Creamy Tomato Orzo Soup
Creamy tomato soup made with Greek yogurt instead of heavy cream. This healthy soup also has orzo pasta and fresh basil. It is favorite at our house!
- 1 tablespoon olive oil
- 1/2 cup chopped onion
- 2 cloves garlic minced
- 2 bay leaves
- 3-15 ounce cans diced tomatoes
- 1-15 ounce can vegetable broth
- 1 teaspoon brown sugar
- 1/4 cup chopped fresh basil
- Dash of crushed red pepper flakes
- Salt and freshly ground black pepper to taste
- 1/2 cup plain Greek yogurt
- 1 cup cooked Orzo pasta we use whole wheat orzo
1. In a large pot, heat the olive oil over medium heat. Add the onion and garlic and cook until tender, about 5 minutes. Stir in the bay leaves.
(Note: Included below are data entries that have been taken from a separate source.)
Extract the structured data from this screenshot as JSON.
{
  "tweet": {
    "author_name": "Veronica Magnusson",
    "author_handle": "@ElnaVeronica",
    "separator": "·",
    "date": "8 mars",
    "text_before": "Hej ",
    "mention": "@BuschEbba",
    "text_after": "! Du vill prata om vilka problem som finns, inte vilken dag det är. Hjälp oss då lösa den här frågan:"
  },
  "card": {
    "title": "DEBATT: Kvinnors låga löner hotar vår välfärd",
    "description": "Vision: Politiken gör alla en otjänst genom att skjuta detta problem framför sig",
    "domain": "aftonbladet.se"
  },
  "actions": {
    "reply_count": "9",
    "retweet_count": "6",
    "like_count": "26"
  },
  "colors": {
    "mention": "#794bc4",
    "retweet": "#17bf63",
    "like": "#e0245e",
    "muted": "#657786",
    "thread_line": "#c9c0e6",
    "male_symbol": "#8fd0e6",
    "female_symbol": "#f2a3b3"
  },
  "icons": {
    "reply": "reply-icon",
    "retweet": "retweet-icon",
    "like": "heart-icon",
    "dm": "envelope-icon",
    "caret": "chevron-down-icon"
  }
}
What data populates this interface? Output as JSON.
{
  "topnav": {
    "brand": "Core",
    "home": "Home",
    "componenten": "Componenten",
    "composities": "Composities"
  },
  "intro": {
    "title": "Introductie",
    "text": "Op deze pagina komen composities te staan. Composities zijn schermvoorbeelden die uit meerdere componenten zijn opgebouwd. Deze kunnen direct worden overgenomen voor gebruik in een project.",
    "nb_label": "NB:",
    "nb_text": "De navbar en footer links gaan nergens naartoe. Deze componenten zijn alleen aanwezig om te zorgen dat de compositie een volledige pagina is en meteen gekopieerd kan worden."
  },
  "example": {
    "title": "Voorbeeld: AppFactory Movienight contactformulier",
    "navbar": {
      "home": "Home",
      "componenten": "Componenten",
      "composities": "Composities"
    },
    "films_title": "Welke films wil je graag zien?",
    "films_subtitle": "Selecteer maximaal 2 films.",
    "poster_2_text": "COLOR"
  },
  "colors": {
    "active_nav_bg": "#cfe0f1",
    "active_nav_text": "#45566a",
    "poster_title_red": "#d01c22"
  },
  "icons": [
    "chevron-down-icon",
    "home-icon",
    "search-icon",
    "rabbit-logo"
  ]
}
2. Add the tomatoes and vegetable broth. Stir in the brown sugar and fresh basil. Season with red pepper flakes, salt, and pepper, to taste. Simmer on low for 15 minutes.
3. Remove the bay leaves from the pot. Use an immersion blender to blend the soup (or blend the soup in a standing blender and return to the pot). Stir in the Greek yogurt until well combined. Stir in the orzo pasta. Serve warm.